Impossible! Impossible! She is alive. She is only wounded. “Help! help!” I cry, but no sound is heard. Only a kind of gurgling in my chest which chokes me, and a rosy froth collects on my lips. He has killed me also.
Collecting my strength, I raised myself and looked at her face. Her eyes were closed and she was motionless. I felt how the very hair on my head moved. I wanted to become unconscious. I fell on her breast, and commenced to smother with kisses the face which but half an hour ago had been full of life and happiness, and had so confidingly snuggled to my heart. Now it was still and severe. The blood had already ceased to trickle from a little wound over one eye. She was dead.
When they burst open the door and Simon Ivanovich rushed towards me, I felt that I was at my last gasp. They lifted me up and placed me on the sofa. I saw how they took hold of her and carried her out. I wanted to cry out, to beg, implore them not to do it, but to leave her alongside me. But I could not cry out. I only noiselessly whispered whilst the doctor examined my chest, through which a bullet had passed.

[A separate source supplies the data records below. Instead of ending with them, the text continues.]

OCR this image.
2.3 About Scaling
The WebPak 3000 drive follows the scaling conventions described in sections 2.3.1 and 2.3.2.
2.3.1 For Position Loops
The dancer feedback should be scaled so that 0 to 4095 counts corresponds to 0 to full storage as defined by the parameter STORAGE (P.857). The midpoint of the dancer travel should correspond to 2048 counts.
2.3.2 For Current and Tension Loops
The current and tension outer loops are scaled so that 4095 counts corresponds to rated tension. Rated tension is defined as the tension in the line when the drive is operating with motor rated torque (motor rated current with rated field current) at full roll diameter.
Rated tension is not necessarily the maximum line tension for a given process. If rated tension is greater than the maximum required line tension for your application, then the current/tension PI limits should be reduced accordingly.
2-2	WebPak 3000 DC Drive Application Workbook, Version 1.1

They took him out. He lay with a severe and terrible face covered in blood, which had poured like a wave from a mortal wound on his head.

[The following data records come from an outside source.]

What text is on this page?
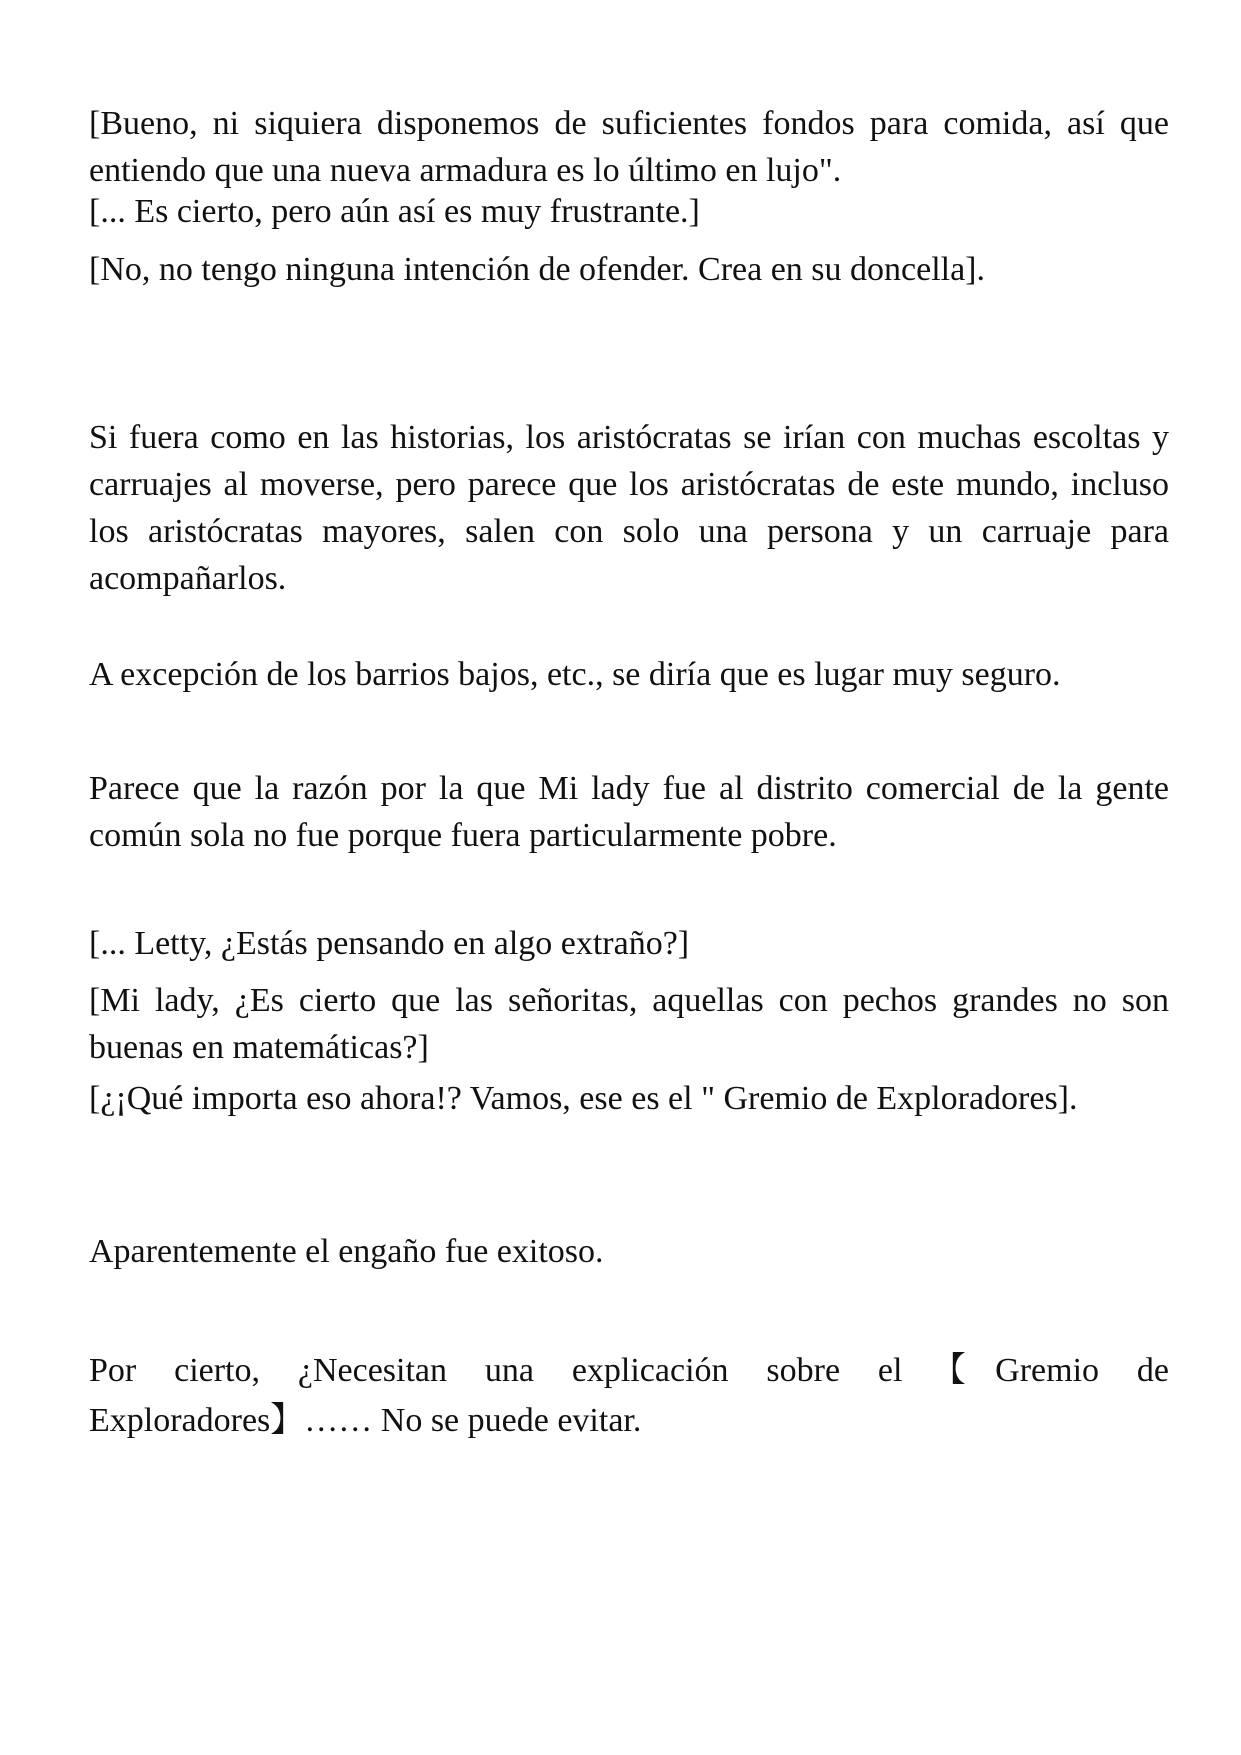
[Bueno, ni siquiera disponemos de suficientes fondos para comida, así que entiendo que una nueva armadura es lo último en lujo".

[... Es cierto, pero aún así es muy frustrante.]

[No, no tengo ninguna intención de ofender. Crea en su doncella].

Si fuera como en las historias, los aristócratas se irían con muchas escoltas y carruajes al moverse, pero parece que los aristócratas de este mundo, incluso los aristócratas mayores, salen con solo una persona y un carruaje para acompañarlos.

A excepción de los barrios bajos, etc., se diría que es lugar muy seguro.

Parece que la razón por la que Mi lady fue al distrito comercial de la gente común sola no fue porque fuera particularmente pobre.

[... Letty, ¿Estás pensando en algo extraño?]

[Mi lady, ¿Es cierto que las señoritas, aquellas con pechos grandes no son buenas en matemáticas?]

[¿¡Qué importa eso ahora!? Vamos, ese es el " Gremio de Exploradores].

Aparentemente el engaño fue exitoso.

Por cierto, ¿Necesitan una explicación sobre el【Gremio de Exploradores】…… No se puede evitar.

I am finishing now. What is there to add?
Sonia arrived almost immediately, summoned by a telegram from Simon Ivanovich. They have been treating me for a long time, and persistently continue to treat me. Sonia and Helfreich are convinced that I shall live. They want to take me abroad, and rely on this journey as on a mountain of stone.
But I feel I have only a few days more. My wound has closed, but my chest is being racked by another disease. I know I have consumption. And, thirdly, a still more terrible disease is helping it. I cannot for one minute forget Nadejda Nicolaievna and Bezsonow. The appalling details of that last day stand eternally before my mental gaze, and a voice without ceasing whispers into my ear that I have killed a man.
They did not try me. The case was quashed. It was recognized that I killed in self-defence.
But for the human conscience there are no written laws, no doctrine of irresponsibility, and I am suffering punishment for my crime. I shall not suffer it long. Soon the All-Merciful will forgive me, and we three will meet where our passions and sufferings will seem insignificant in the light of everlasting love.